Жизнь и творчество детского писателя Радия Петровича Погодина (1925-1993), родившегося в деревушке под Тверью, связаны с Санкт-Петербургом, куда родители привезли его в двухлетнем возрасте. Читать мальчик научился в пять лет, и любимой книгой стал роман Сервантеса «Хитроумный идальго Дон Кихот Ламанчский».

В детстве Радий мечтал о профессии геолога, моряка, но, когда пришла война, рыл вместе со всеми окопы, пережил ленинградскую блокаду, в 1943 году почти школьником пошёл на фронт. Его назначили командиром взвода разведчиков. Хитростью, осторожностью, смелостью и отчаянностью ― всеми этими качествами Радий Петрович обладал сполна! Он освобождал Украину, Румынию, Польшу, участвовал в штурме Берлина, был ранен, награждён орденами Славы и Красной Звезды.

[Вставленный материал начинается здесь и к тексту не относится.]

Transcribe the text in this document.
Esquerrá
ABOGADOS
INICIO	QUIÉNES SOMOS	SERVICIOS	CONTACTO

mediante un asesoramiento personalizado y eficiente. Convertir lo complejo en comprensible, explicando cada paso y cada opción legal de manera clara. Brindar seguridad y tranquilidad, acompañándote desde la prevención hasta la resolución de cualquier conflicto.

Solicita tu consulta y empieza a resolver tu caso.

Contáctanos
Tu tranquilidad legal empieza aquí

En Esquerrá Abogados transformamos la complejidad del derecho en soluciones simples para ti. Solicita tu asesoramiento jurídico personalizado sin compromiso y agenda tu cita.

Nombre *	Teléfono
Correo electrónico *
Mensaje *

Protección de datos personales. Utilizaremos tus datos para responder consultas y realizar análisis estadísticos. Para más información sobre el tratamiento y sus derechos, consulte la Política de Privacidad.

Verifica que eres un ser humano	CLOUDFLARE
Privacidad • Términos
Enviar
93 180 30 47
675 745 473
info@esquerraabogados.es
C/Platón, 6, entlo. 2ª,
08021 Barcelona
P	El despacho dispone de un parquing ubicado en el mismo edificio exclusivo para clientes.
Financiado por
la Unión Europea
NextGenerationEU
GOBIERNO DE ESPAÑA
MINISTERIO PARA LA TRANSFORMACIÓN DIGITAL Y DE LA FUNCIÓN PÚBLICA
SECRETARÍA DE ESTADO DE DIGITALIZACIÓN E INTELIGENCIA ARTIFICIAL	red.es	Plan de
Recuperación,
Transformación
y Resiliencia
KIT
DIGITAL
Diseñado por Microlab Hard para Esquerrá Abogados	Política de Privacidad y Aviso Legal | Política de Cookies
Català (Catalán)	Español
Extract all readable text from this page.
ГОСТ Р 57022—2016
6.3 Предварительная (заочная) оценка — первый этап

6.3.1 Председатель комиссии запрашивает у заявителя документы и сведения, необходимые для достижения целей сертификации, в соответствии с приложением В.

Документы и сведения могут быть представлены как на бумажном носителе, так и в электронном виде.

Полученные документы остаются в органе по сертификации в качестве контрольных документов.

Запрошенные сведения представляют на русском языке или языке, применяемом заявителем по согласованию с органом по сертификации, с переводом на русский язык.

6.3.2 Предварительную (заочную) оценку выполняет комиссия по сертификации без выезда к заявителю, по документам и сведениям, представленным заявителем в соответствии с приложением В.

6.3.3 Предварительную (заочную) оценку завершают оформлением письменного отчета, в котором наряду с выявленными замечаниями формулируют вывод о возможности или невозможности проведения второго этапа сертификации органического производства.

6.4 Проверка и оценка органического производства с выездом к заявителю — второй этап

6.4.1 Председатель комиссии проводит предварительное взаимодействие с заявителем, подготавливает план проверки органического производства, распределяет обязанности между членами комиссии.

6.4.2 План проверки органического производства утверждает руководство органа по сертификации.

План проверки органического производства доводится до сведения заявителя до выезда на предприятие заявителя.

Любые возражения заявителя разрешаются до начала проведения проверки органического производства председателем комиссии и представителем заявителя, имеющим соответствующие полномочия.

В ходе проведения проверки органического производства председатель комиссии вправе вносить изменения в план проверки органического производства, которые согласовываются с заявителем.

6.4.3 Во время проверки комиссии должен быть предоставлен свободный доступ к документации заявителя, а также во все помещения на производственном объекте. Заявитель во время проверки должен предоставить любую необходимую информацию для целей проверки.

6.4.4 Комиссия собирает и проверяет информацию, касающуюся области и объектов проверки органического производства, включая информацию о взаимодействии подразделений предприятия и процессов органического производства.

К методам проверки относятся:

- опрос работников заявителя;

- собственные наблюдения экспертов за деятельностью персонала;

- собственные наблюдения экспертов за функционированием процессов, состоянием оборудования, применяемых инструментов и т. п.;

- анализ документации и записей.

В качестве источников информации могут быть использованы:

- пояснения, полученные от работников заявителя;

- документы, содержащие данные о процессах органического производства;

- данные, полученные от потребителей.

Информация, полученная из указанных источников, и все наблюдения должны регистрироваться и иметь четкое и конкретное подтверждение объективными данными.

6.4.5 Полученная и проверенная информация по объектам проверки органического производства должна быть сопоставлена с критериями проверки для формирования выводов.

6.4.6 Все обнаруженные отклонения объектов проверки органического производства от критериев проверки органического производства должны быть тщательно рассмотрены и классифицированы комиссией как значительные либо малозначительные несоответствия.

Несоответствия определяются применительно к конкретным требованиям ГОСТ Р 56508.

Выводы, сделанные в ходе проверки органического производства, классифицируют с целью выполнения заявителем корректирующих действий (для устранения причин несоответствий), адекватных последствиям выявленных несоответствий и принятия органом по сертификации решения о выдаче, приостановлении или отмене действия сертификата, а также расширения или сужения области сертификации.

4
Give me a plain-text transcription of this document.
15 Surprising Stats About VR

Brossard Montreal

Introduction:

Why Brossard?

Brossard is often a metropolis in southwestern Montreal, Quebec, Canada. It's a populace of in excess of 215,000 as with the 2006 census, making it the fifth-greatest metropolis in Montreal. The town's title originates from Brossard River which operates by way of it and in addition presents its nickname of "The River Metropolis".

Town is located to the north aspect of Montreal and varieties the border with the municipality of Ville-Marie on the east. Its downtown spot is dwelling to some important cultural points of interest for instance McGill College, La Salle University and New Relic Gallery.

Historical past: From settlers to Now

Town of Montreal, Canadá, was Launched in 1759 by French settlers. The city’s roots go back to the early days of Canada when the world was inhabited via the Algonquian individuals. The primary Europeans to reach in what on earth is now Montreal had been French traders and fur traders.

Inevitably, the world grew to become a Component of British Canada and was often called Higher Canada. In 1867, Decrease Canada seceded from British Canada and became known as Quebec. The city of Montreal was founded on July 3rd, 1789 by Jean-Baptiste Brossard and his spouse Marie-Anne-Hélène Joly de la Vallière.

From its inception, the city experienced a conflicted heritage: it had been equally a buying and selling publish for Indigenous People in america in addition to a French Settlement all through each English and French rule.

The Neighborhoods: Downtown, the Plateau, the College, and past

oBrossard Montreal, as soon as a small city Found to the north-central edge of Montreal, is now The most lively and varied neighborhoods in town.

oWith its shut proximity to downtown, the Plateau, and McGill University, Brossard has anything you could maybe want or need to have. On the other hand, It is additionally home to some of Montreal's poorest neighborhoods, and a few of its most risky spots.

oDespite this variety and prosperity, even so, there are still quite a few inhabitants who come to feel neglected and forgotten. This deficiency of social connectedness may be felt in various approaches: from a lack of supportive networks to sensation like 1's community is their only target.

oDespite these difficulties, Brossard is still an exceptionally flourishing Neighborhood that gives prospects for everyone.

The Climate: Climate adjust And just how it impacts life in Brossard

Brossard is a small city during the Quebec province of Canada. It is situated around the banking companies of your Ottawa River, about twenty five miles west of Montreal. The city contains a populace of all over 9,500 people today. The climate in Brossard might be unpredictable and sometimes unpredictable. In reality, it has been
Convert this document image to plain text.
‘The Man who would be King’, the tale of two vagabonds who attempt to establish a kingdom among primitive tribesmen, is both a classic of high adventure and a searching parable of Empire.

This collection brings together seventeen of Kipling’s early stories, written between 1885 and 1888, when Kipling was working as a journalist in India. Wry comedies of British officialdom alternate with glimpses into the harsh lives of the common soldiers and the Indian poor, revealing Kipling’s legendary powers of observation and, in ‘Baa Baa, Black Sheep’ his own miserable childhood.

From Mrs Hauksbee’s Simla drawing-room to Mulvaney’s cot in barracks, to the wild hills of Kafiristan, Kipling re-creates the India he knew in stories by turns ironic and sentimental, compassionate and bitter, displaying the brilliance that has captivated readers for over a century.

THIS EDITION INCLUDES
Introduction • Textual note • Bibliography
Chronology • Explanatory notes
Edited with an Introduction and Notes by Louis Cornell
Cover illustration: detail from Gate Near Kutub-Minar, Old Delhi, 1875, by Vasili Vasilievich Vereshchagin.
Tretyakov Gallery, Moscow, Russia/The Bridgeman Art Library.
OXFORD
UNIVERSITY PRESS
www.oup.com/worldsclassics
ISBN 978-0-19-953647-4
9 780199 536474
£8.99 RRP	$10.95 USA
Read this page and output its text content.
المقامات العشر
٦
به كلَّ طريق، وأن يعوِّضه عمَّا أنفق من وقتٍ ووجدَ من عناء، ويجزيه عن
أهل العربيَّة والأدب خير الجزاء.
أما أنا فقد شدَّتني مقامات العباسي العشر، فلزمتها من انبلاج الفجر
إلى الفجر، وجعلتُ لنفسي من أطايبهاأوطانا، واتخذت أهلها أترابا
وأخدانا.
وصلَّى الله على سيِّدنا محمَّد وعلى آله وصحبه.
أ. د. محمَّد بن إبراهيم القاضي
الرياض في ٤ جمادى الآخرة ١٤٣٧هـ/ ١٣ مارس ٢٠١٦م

Когда война кончилась — работал. Работал воспитателем, слесарем-механиком, лесорубом, грузчиком, мойщиком окон, пионервожатым, штамповщиком по металлу, пожарным, журналистом. По доносу был арестован, сидел «за антисоветскую пропаганду».

Впоследствии Погодин вспоминал: «...на спор я написал рассказ... С этим первым рассказом я пошёл в Союз писателей... был принят и стал писать взрослые рассказы. Но все мои рассказы были названы космополитизмом, модернизмом... за что тогда сажали. А я только что вышел. Сесть второй раз не хотелось. И вот будучи поставлен в такие условия, когда, что ни напишешь, всё ― космополитизм, вынужден был либо бросить писать, либо найти вид литературы, не связанный с этим понятием. Выбрал детскую литературу, куда и ушёл».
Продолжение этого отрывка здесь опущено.